私が自身の前歯を失ったのは、忘れもしない平成3年10月、司法試験口述試験中の夜であった。試験会場(当時は世田谷区三宿)近くのホテルで、ビーフジャーキーを肴に一杯やりつつ翌日の試験の勉強をしていた時だ。「カキーン」と脳内に衝撃音が走ったかと思うと、上の前歯(歯茎)に痛みが走り、血がにじんだ。前歯は虫歯のため神経を抜いていたので、脆くなっていたらしい。ビーフジャーキーを噛む圧力に耐えられなかったようだ。
その後、前歯が取れそうな状態(歯茎に貼り付いてかろうじてつながっている状態)のため、食事に不便したが(うどんなどの柔らかいものしか食べにくい。)、何とか試験を乗り切り合格することができた。
以来、およそ25年、前歯4本と犬歯1本を失うことになった。口述試験の時折れた前歯は、ボンディングだかの応急処置で仮止めしてもらっていたのだが、私は、自身自覚がないけれども家族らによると、寝ている間激しい歯ぎしりをするようで、歯にかかる圧力は並大抵ではないようだ。仮止めではすぐに取れてしまい、程なく差し歯となった。以来、何度かの歯科治療を経て、他の前歯2本も差し歯となり、数年前からは前歯3本がつながった状態の差し歯であった。
私は、ヘビースモーカーな上に、不摂生もたたったのか、上の前歯がグラグラしてきたなと思っているうちに自然に抜けてしまった。となりの差し歯ではない前歯も時を前後して自然に抜けた。

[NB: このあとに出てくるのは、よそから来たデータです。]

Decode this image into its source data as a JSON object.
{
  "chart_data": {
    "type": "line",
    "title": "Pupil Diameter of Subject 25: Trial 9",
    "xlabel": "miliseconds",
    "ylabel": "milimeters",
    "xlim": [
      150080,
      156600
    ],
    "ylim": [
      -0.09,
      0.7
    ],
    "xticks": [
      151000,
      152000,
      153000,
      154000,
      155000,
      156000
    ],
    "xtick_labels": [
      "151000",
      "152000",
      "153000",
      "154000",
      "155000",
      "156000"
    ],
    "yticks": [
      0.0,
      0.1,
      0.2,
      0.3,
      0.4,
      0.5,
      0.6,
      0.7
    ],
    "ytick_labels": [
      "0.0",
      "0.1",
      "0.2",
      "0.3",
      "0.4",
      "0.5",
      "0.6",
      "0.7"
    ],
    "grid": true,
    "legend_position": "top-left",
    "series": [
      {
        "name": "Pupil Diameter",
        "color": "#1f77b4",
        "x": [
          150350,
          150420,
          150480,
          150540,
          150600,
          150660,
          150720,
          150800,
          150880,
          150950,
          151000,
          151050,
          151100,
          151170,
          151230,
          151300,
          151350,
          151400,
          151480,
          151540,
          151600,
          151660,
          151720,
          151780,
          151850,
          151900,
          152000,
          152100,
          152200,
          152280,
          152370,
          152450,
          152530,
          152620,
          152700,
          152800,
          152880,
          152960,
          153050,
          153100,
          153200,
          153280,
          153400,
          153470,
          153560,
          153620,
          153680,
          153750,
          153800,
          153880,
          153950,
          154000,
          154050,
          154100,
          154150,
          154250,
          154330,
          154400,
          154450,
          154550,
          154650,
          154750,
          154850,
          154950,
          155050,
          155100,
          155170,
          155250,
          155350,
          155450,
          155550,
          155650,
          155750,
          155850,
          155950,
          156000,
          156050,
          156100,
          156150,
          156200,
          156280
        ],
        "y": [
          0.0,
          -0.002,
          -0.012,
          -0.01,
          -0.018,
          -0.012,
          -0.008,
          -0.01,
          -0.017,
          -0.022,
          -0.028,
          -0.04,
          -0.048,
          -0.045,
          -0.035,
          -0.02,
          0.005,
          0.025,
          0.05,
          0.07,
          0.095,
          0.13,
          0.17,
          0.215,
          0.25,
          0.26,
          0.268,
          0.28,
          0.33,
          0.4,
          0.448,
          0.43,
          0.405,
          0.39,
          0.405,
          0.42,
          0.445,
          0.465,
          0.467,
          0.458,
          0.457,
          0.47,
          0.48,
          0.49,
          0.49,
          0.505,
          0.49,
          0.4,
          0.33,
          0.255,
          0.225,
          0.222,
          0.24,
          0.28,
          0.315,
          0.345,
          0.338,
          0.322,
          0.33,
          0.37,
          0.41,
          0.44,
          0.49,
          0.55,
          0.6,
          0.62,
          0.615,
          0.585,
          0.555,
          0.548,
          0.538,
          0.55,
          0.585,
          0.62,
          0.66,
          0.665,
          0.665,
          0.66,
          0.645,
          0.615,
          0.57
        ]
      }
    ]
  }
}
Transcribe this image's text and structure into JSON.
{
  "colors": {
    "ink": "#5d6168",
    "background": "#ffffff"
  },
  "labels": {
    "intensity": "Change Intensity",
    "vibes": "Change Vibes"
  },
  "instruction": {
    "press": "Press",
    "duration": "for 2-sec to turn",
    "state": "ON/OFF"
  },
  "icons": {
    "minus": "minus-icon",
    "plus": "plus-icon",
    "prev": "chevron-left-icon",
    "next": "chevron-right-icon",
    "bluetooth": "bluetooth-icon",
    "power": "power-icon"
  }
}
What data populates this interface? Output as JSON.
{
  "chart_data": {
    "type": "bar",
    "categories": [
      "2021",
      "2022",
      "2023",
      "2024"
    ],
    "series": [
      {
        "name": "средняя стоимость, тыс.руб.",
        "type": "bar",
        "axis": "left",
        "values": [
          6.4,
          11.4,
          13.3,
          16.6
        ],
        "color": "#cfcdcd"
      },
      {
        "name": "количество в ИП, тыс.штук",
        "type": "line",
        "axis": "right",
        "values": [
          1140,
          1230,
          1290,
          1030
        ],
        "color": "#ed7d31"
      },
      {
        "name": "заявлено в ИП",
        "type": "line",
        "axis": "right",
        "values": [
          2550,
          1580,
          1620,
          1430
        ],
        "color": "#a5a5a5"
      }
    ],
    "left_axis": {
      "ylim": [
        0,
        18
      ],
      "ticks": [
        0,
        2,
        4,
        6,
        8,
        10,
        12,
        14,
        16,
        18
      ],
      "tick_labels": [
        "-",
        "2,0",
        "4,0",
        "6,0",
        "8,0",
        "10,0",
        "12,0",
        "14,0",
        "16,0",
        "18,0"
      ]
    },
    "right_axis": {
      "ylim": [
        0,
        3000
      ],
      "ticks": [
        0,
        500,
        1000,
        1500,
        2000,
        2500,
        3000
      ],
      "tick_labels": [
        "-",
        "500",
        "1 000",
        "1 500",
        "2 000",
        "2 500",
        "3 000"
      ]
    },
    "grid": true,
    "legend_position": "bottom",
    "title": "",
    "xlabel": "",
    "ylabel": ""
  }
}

結局、上の前歯4本が全部無い状態になってしまった。とても不便である。サ行の発音が明瞭にできない。ラーメン等の麺類を食べようとすると麺がかみ切れない。仕方が無いので、麺の全部を啜り切り、奥歯で咀嚼する。もともと病院嫌いだし、歯科医にも何年もかかっていなかったけれど、さすがに歯科を受診した。歯科医によると、右側上の犬歯もダメになっているということで抜歯された。1か月ほど前歯の無い状態が続き、先日やっと入れ歯が完成した。
咀嚼能力は、いくぶん向上したが、入れ歯はやはり不便である。歯が全部つながっているので、前歯に食べかすが挟まらなくなったのはいいのだが、自分の歯と比べるとやはり食べ物は食べにくいし、発音もちょっとおかしい。慣れると改善するのかもしれないが、やはり自分の歯が一番であろう。
何とか残りの歯を維持するよう努めたいが、タバコをやめない限り、難しかろう。タバコをとるか、健康な歯をとるか、それが問題である。